Le serviteur n’est pas plus grand que
son maître. Si le maître lui-même priait au matin, combien plus nous-mêmes ne
pouvons espérer tenir sans cette respiration de l’âme ; tout comme un coureur
ne peut espérer gagner aucune course sans entretenir son souffle. Jésus
parlait, enseignait et il faisait parler. On le priait et il
priait. On allait à lui et il allait vers les autres. Notre mission est
exactement la même : ni plus ni moins. Est-ce possible humainement ? Oui. Paul
en est le témoin privilégié. « Je me suis fait le serviteur de tous ».
Il est habité par le même souffle que Jésus : celui de Dieu même.

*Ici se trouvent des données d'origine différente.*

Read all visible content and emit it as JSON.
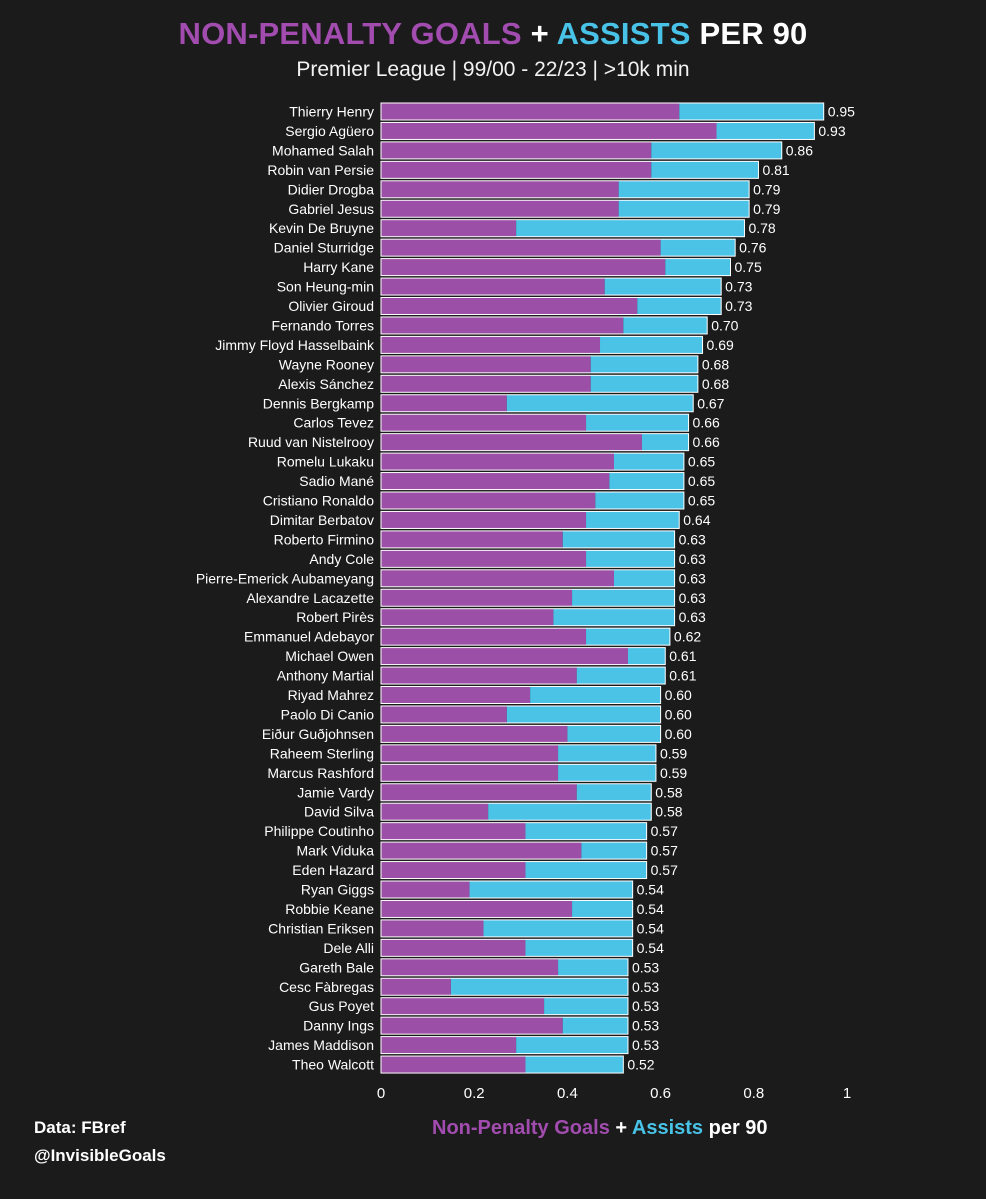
{
  "title": {
    "part1": "NON-PENALTY GOALS",
    "plus": "+",
    "part2": "ASSISTS",
    "part3": "PER 90"
  },
  "subtitle": "Premier League | 99/00 - 22/23 | >10k min",
  "credits": {
    "source": "Data: FBref",
    "handle": "@InvisibleGoals"
  },
  "xlabel": {
    "part1": "Non-Penalty Goals",
    "plus": "+",
    "part2": "Assists",
    "part3": "per 90"
  },
  "colors": {
    "npg": "#9c4fa6",
    "assists": "#4bc3e6",
    "background": "#1b1b1b",
    "text": "#ffffff"
  },
  "chart_data": {
    "type": "bar",
    "orientation": "horizontal",
    "stacked": true,
    "xlim": [
      0,
      1
    ],
    "xticks": [
      0,
      0.2,
      0.4,
      0.6,
      0.8,
      1
    ],
    "xtick_labels": [
      "0",
      "0.2",
      "0.4",
      "0.6",
      "0.8",
      "1"
    ],
    "categories": [
      "Thierry Henry",
      "Sergio Agüero",
      "Mohamed Salah",
      "Robin van Persie",
      "Didier Drogba",
      "Gabriel Jesus",
      "Kevin De Bruyne",
      "Daniel Sturridge",
      "Harry Kane",
      "Son Heung-min",
      "Olivier Giroud",
      "Fernando Torres",
      "Jimmy Floyd Hasselbaink",
      "Wayne Rooney",
      "Alexis Sánchez",
      "Dennis Bergkamp",
      "Carlos Tevez",
      "Ruud van Nistelrooy",
      "Romelu Lukaku",
      "Sadio Mané",
      "Cristiano Ronaldo",
      "Dimitar Berbatov",
      "Roberto Firmino",
      "Andy Cole",
      "Pierre-Emerick Aubameyang",
      "Alexandre Lacazette",
      "Robert Pirès",
      "Emmanuel Adebayor",
      "Michael Owen",
      "Anthony Martial",
      "Riyad Mahrez",
      "Paolo Di Canio",
      "Eiður Guðjohnsen",
      "Raheem Sterling",
      "Marcus Rashford",
      "Jamie Vardy",
      "David Silva",
      "Philippe Coutinho",
      "Mark Viduka",
      "Eden Hazard",
      "Ryan Giggs",
      "Robbie Keane",
      "Christian Eriksen",
      "Dele Alli",
      "Gareth Bale",
      "Cesc Fàbregas",
      "Gus Poyet",
      "Danny Ings",
      "James Maddison",
      "Theo Walcott"
    ],
    "series": [
      {
        "name": "Non-Penalty Goals",
        "values": [
          0.64,
          0.72,
          0.58,
          0.58,
          0.51,
          0.51,
          0.29,
          0.6,
          0.61,
          0.48,
          0.55,
          0.52,
          0.47,
          0.45,
          0.45,
          0.27,
          0.44,
          0.56,
          0.5,
          0.49,
          0.46,
          0.44,
          0.39,
          0.44,
          0.5,
          0.41,
          0.37,
          0.44,
          0.53,
          0.42,
          0.32,
          0.27,
          0.4,
          0.38,
          0.38,
          0.42,
          0.23,
          0.31,
          0.43,
          0.31,
          0.19,
          0.41,
          0.22,
          0.31,
          0.38,
          0.15,
          0.35,
          0.39,
          0.29,
          0.31
        ]
      },
      {
        "name": "Assists",
        "values": [
          0.31,
          0.21,
          0.28,
          0.23,
          0.28,
          0.28,
          0.49,
          0.16,
          0.14,
          0.25,
          0.18,
          0.18,
          0.22,
          0.23,
          0.23,
          0.4,
          0.22,
          0.1,
          0.15,
          0.16,
          0.19,
          0.2,
          0.24,
          0.19,
          0.13,
          0.22,
          0.26,
          0.18,
          0.08,
          0.19,
          0.28,
          0.33,
          0.2,
          0.21,
          0.21,
          0.16,
          0.35,
          0.26,
          0.14,
          0.26,
          0.35,
          0.13,
          0.32,
          0.23,
          0.15,
          0.38,
          0.18,
          0.14,
          0.24,
          0.21
        ]
      }
    ],
    "totals": [
      "0.95",
      "0.93",
      "0.86",
      "0.81",
      "0.79",
      "0.79",
      "0.78",
      "0.76",
      "0.75",
      "0.73",
      "0.73",
      "0.70",
      "0.69",
      "0.68",
      "0.68",
      "0.67",
      "0.66",
      "0.66",
      "0.65",
      "0.65",
      "0.65",
      "0.64",
      "0.63",
      "0.63",
      "0.63",
      "0.63",
      "0.63",
      "0.62",
      "0.61",
      "0.61",
      "0.60",
      "0.60",
      "0.60",
      "0.59",
      "0.59",
      "0.58",
      "0.58",
      "0.57",
      "0.57",
      "0.57",
      "0.54",
      "0.54",
      "0.54",
      "0.54",
      "0.53",
      "0.53",
      "0.53",
      "0.53",
      "0.53",
      "0.52"
    ]
  }
}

Il s’agit pour nous d’entrer dans ce souffle
pour entrer dans ce mouvement. Respirer Dieu pour l’expirer. Entrer dans le
silence pour sortir dans l’annonce de la Parole. Trouver le Christ pour mieux
le chercher encore. Le recevoir dans son corps pour mieux devenir son corps,
ses mains et ses lèvres. Accueillons-le qui sort encore à notre rencontre pour
mieux nous envoyer au service de son corps universel.